209. Dalla Lettera agli Ebrei all'Apocalisse

La Lettera agli Ebrei era un tentativo di collocare in qualche modo Gesù, il Figlio di Dio che ora siede alla destra del Padre, al centro dell'“assemblea” come sacerdote eterno della comunità ecclesiale, affinché i credenti che Gesù chiama suoi fratelli e sorelle potessero crescere e alla fine sentirlo dire: «Eccomi, io e i figli che Dio mi ha dato» (Eb 2,13). L'autore scrive: «Abbiamo piena libertà di entrare nel santuario per mezzo del sangue di Gesù, via nuova e vivente che egli ha inaugurato per noi attraverso ... la sua carne» (10,19-20). In queste parole si riflette il significato dell'Eucaristia istituita da Gesù e l'immagine della liturgia della Messa, in cui opera lo Spirito Santo, mandato nel nome di Gesù. Inoltre, nella descrizione dell'«assemblea dei primogeniti i cui nomi sono scritti nei cieli» (12, 23, cfr. 12, 22-24), si intravede l'immagine dell'«assemblea» celeste. 

In questo modo, l'autore si è affidato all'«assemblea» per guidare i cristiani ebrei, che avevano forti legami con l'Antico Testamento. A quel tempo, quando non c'era ancora il Nuovo Testamento, non poteva fare altro che dire: «Ricordatevi dei vostri capi, i quali vi hanno annunciato la parola di Dio. Considerando attentamente l'esito finale della loro vita, imitatene la fede» (Eb 13,7).

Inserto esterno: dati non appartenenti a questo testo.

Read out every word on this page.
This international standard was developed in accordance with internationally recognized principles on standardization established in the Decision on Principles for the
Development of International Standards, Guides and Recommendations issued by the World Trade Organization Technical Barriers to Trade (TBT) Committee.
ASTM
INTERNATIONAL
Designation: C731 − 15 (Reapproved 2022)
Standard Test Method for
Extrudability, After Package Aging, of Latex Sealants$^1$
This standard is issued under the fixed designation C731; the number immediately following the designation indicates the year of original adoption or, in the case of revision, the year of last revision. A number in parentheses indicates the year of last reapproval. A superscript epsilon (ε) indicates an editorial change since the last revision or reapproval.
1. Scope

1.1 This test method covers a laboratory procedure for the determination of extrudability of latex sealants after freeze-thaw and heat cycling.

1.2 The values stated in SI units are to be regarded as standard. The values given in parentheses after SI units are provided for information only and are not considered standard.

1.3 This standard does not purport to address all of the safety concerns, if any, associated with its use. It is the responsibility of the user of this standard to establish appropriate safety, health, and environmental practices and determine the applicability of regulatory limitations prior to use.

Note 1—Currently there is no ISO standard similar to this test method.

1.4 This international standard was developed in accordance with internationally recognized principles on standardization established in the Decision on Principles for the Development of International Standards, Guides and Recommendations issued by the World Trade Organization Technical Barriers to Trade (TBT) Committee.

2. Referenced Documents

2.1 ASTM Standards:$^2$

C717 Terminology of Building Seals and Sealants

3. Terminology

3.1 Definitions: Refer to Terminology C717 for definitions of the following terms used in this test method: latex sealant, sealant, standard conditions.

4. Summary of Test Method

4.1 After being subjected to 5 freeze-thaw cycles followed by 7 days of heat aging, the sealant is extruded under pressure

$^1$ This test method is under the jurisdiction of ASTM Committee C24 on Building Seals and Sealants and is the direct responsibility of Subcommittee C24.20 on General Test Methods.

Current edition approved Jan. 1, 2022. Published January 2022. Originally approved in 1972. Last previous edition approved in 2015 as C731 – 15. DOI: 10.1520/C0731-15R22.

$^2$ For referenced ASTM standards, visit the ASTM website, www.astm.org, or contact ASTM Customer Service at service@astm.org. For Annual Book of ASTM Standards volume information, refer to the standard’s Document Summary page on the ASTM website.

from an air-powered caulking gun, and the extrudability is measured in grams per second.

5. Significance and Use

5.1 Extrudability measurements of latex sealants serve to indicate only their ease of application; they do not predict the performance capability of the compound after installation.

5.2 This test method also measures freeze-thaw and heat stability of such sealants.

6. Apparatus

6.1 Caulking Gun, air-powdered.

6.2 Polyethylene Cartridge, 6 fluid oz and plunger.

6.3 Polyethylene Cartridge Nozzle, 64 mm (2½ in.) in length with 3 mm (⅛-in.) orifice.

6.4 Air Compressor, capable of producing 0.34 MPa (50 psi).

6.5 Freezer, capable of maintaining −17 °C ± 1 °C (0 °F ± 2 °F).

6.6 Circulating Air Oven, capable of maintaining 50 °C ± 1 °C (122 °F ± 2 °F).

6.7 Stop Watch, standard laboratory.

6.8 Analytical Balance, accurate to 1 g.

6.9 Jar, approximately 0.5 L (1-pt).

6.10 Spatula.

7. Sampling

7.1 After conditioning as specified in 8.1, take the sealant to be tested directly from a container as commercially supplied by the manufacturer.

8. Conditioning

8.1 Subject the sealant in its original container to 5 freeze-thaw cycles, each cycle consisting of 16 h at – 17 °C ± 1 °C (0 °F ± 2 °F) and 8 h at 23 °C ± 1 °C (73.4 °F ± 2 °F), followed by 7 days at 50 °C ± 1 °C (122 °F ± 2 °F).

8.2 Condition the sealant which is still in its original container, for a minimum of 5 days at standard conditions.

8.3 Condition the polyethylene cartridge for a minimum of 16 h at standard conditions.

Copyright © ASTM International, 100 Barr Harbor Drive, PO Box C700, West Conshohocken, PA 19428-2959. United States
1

Non poteva ricorrere all'Antico Testamento, che non menzionava il nome di Gesù. 

D'altra parte, l'apostolo Paolo, che era coinvolto in una comunità di cristiani gentili con problemi etici, scrisse nella sua lettera agli Efesini: «E non ubriacatevi di vino, che fa perdere il controllo di sé; siate invece ricolmi dello Spirito, intrattenendovi fra voi con salmi, inni, canti ispirati, cantando e inneggiando al Signore con il vostro cuore» (Ef 5,18-19), comandando loro di praticare la disciplina spirituale basata sui Salmi (cfr. 4,17-5,14). Nella sua lettera ai Colossesi, scriveva anche: «La parola di Cristo abiti tra voi nella sua ricchezza. Con ogni sapienza istruitevi e ammonitevi a vicenda con salmi, inni e canti ispirati, con gratitudine, cantando a Dio nei vostri cuori» (Col 3,16). Tuttavia, nei Salmi dell'Antico Testamento non si fa menzione della «parola di Cristo», né tantomeno del nome di Gesù. Inoltre, se i cristiani che aspettavano la seconda venuta di Gesù avessero bevuto il vino del popolo dell'Antico Testamento che aspettava il Salvatore, si sarebbero avverate le parole di Gesù: «Nessuno poi che beve il vino vecchio desidera il nuovo, perché dice: "Il vecchio è gradevole!"» (Lc 5,39). Tuttavia, Paolo non aveva altro su cui basarsi. 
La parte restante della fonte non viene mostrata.